B- Ce n’est pas exclu, surtout que d’ici là, sur le plan privé, pas mal de choses auront évolué et changé en bien en ce qui me concerne. J’y songe.

 

C- Au fond tu es un indécrottable optimiste ?

 

B- Vrai, j’ajouterais même à la limite de la naïveté. Je ne me demande jamais si ce qu’on entreprend va réussir. Dans mon esprit c’est garanti, à condition de bosser bien sûr. Il faut prendre « réussir » entre guillemets of course, mais monter quelques gradins de l’échelle me suffit. En fait je commence à me poser des questions que lorsque j’ai l’impression qu’on fait du sur place, qu’on pédale dans la choucroute.

 

C- Ben 2017 s’est bien passé dans l’ensemble ?

 

B- Oui sans conteste. On est passé sur YouTube, on a trouvé de nouveaux chroniqueurs de marque comme Marc Quaghebeur, Richard Miller ou Sylvie Godefroid… On a récupéré la petite Anne-Sophie Malice et surtout, surtout, on a confirmé les piliers de l’émission comme Edmée De Xhavée et Carine-Laure Desguin qui commencent même à devenir de vraies pros ! Sans t’oublier toi Christine… mon avis : tu as réussi à trouver et imposer ton style, tu es devenue l’image indispensable de l’émission et… bon je ne vais pas en rajouter. Je te connais tu vas supprimer des phrases !

 

C- Hummm... Et puis on a fait des essais, des tentatives…

 

B- On n’arrête pas ! Parfois ça ne convainc pas vraiment comme « ça passe ou ça casse », « Le Concombre Masqué » ou nos séquences sur la littérature flamande qui ont connu peu d’écho… je le regrette. On y reviendra… et parfois ça marche là où on ne s’y attendait pas. Je songe à nos clips musicaux par exemple.

 

C- Tu parles des compositions originales d’Aurélien Belle, Michel Azaïs, Fabienne Coppens etc…

 

B- Oui, même si ces vidéos ne sont pas encore tout à fait au point. Le clip est une formule qu’on ne domine pas encore, notamment au niveau du lipping (la synchronisation parfaite entre le mouvement des lèvres du chanteur et les images). Mais je parie qu’on va y arriver cette année, tout s’ apprend et on est très têtus.

 

C- Surtout toi ! Pourquoi cette idée de créer des clips ?

 

B- Parce qu’on a toujours cherché à renvoyer l’ascenseur. Beaucoup d’artistes acceptent qu’on diffuse leurs musiques gratuitement et méritent donc qu’on les aide en retour. Un clip, ça coûte une fortune à la réalisation, plusieurs milliers d’euros ! Je ne parle pas d’une vidéo filmée à la sauvette sur une scène.
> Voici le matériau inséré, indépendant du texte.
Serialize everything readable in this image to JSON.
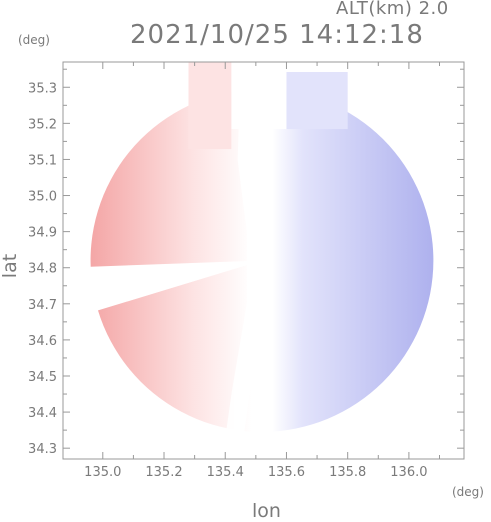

Ca, n’importe qui peut le faire avec un téléphone. C’est très souvent mauvais et perso je trouve que ça nuit plus à l’interprète qu’autre chose… non je parle ici d’une vraie réalisation de film, avec un scénario, une ambiance etc… c’est super amusant à créer mais ça prend un temps fou… à tourner et encore plus à monter.

 

C- Et les exposés quasi pédagogiques de Marc Quaghebeur sur la littérature belge ?

 

B- Nous en sommes très fiers ! Non seulement ces conférences de niveau universitaire sont remarquables mais utiles et cadrent parfaitement avec la niche de téléspectateurs dans laquelle nous nous sommes installés. Celles et ceux qui s’intéressent à la littérature et ce que nous appelons les arts associés… peinture, bédé, médias… la culture quoi. Avec un petit « c », on se méfie de l’autre.

 

C- Et le Polichinelle ?

 

B- C’est un personnage que nous avons créé pour 2018 et qui prend rapidement de l’ampleur. Il sait tout sur tout et on ne sait pas comment ? On verra comment il évolue mais je suis assez confiant. C’était une bonne idée.

 

C- Je le crois aussi ! Parlons un peu de ces « visionneurs », comment se caractérisent-ils ?

 

B- En chiffres, on approche des 300.000 vues sur YouTube auxquels il faut ajouter les milliers de visiteurs de notre site et de tous les autres blogs de plus en plus nombreux qui acceptent de nous relayer, comme Aloys en première loge. C’est beaucoup et en même temps peu si on songe qu’un buzz même insignifiant peu totaliser un million de vues sur internet. Mais on parle d’autres contenus et puis notre chiffre progresse tout le temps, lentement, sûrement. Nous, on croit à la durée et puis par défaut… qu'est-ce qu'il y aurait sur ce plan si on n’était pas là ? Rien ou presque.

 

C- Vous savez qui sont ces téléspectateurs ?

 

B- En gros, selon nos dernières statistiques, 42% de belges, 38% de français (en hausse constante) et le reste divers ou indéterminés. 72% d’hommes ??? Je trouve ça étrange mais c’est comme ça ?

 

C- Bizarre, en effet ! En gros, qu’est-ce qui a changé depuis les débuts et qu’est-ce qui va changer en 2018 ?

 

B- Le point le plus marquant : la facilité que nous avons aujourd’hui de contacter les acteurs culturels. Il y a cinq ans, il nous fallait des mois pour obtenir l’accord d’un écrivain connu ou d’un responsable audiovisuel. Aujourd’hui, on commence à avoir un carnet d’adresses intéressant et puis on connaît de plus en plus de monde ce qui facilite grandement les contacts.

 

C- On vous prend au sérieux ?

 

B- On peut le dire comme ça. Je crois surtout que le petit monde littéraire belge (en France on ne représente pas encore grand-chose) a compris qu’on faisait de notre mieux pour être professionnel et aussi que nous sommes impertinents (parfois) mais justes. On n’a qu’une parole, on peut nous faire confiance, on tient nos engagements et tous les membres de l’équipe ne parlent que d’une seule voix.

 

C- Jamais eu de disputes ?

 

B- Non jamais. Une seule défection en huit ans avec un ami qui reste un ami mais n’a pas réussi à s’intégrer. Le principe est simple, chacun (bénévole rappelons-le au passage) entre et sort librement comme il veut et quand il veut. On se critique parfois (tu en sais quelque chose) mais toujours dans un sens positif, pour mieux faire et à la longue ça nous améliore.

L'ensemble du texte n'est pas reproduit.